IT managers are waiting on tenterhooks for Microsoft to
announce a patch to the Bofra vulnerability. It's been three
weeks since the Internet Explorer 6 flaw was discovered, but
the company is still investigating the bug.
Last week hackers also used the Bofra flaw to infect a group
of banner ads. The ads then pointed IE users to another Web
ite that attacked their machines. Analyst Gartner warned this
type of threat will become commonplace, as banner ads supply
an ideal vehicle for hackers to break thousands of machines
in one swift blow.
Although Microsoft says that Windows XP Service Pack 2 is
unaffected by Bofra, the Finnish Communications Regulatory
Authority (FICORA) is warning people to use an alternative
browser until the hole is patched. Is this a rash move? One
ZDNet reader, software engineer Chris Rankin, thought not,
when he posted a tongue in cheek message to us saying that
patches for Internet Explorer's main problems had already been
released: they're called Firefox, Mozilla and Opera.
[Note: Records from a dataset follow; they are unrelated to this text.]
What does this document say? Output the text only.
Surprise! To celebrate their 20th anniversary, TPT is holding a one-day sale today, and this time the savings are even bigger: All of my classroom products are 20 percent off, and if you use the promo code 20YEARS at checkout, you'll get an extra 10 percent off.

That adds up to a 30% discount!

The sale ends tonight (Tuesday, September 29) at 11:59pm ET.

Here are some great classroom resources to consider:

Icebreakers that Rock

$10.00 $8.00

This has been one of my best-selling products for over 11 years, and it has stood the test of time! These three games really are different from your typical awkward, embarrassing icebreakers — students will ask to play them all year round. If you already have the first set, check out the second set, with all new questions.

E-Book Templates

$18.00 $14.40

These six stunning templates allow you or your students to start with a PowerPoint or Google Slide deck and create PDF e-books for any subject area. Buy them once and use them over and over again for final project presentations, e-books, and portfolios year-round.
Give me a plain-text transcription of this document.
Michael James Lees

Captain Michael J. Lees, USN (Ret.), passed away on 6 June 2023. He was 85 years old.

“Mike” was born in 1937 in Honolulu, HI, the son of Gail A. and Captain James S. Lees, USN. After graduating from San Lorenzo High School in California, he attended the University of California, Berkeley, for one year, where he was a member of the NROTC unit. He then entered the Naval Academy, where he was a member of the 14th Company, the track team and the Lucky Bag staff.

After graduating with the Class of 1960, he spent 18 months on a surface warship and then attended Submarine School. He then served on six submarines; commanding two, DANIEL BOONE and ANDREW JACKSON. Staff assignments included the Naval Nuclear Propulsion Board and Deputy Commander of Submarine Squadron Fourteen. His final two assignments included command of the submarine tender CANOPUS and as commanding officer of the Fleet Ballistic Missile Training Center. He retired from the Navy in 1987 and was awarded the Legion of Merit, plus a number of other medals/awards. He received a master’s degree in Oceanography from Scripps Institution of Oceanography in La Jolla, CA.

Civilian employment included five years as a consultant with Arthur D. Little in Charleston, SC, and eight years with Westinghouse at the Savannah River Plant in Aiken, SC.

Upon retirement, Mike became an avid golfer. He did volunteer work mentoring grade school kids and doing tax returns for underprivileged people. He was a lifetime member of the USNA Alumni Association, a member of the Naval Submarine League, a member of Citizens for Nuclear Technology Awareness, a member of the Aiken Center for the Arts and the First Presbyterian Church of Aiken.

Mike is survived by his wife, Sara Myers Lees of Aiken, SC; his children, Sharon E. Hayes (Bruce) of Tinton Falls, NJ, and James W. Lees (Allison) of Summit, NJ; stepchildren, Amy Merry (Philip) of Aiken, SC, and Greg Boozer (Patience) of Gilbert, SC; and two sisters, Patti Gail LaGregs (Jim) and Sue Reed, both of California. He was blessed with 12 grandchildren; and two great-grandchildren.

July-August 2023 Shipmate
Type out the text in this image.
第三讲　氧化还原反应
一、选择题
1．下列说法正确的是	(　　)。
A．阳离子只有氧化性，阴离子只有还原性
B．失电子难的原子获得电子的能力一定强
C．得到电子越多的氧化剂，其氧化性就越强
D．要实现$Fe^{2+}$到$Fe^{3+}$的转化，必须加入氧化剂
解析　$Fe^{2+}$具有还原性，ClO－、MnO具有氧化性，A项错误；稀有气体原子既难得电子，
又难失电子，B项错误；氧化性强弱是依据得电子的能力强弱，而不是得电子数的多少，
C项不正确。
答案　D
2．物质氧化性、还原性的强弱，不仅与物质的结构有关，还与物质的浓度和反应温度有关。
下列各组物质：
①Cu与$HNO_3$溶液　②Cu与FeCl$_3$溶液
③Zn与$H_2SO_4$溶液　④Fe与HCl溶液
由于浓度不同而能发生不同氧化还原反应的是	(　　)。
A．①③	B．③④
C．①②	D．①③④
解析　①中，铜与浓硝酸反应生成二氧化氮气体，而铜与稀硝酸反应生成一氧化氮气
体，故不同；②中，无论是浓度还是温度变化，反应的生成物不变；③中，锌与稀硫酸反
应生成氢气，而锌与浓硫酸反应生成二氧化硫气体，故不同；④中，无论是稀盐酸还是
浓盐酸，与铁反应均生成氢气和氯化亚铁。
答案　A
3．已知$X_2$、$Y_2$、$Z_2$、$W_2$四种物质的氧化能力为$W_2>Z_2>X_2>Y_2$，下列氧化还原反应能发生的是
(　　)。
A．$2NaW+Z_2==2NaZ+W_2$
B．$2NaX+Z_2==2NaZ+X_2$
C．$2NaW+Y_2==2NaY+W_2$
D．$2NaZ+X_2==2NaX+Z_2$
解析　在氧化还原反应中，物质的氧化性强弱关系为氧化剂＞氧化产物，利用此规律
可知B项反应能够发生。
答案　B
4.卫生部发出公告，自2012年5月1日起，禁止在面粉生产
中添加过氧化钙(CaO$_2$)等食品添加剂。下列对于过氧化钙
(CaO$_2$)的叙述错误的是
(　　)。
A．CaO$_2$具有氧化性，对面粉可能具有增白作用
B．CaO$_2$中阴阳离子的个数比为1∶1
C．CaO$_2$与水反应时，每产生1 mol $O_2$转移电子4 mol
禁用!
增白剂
I love FireFox. Not because I think it is any more secure than IE but because it offers features that are attractive to me. If the hackers didn't have MS and IE to pick on they'd pick on the next big guy.
So I have no delusions of my Firefox being the most secure browser, just the least picked on one.
These people that love to point out flaws in MS Products need to write their own flawless program if they think they can do a better job. If you work hard enough at you can probably find security holes in every browser out there.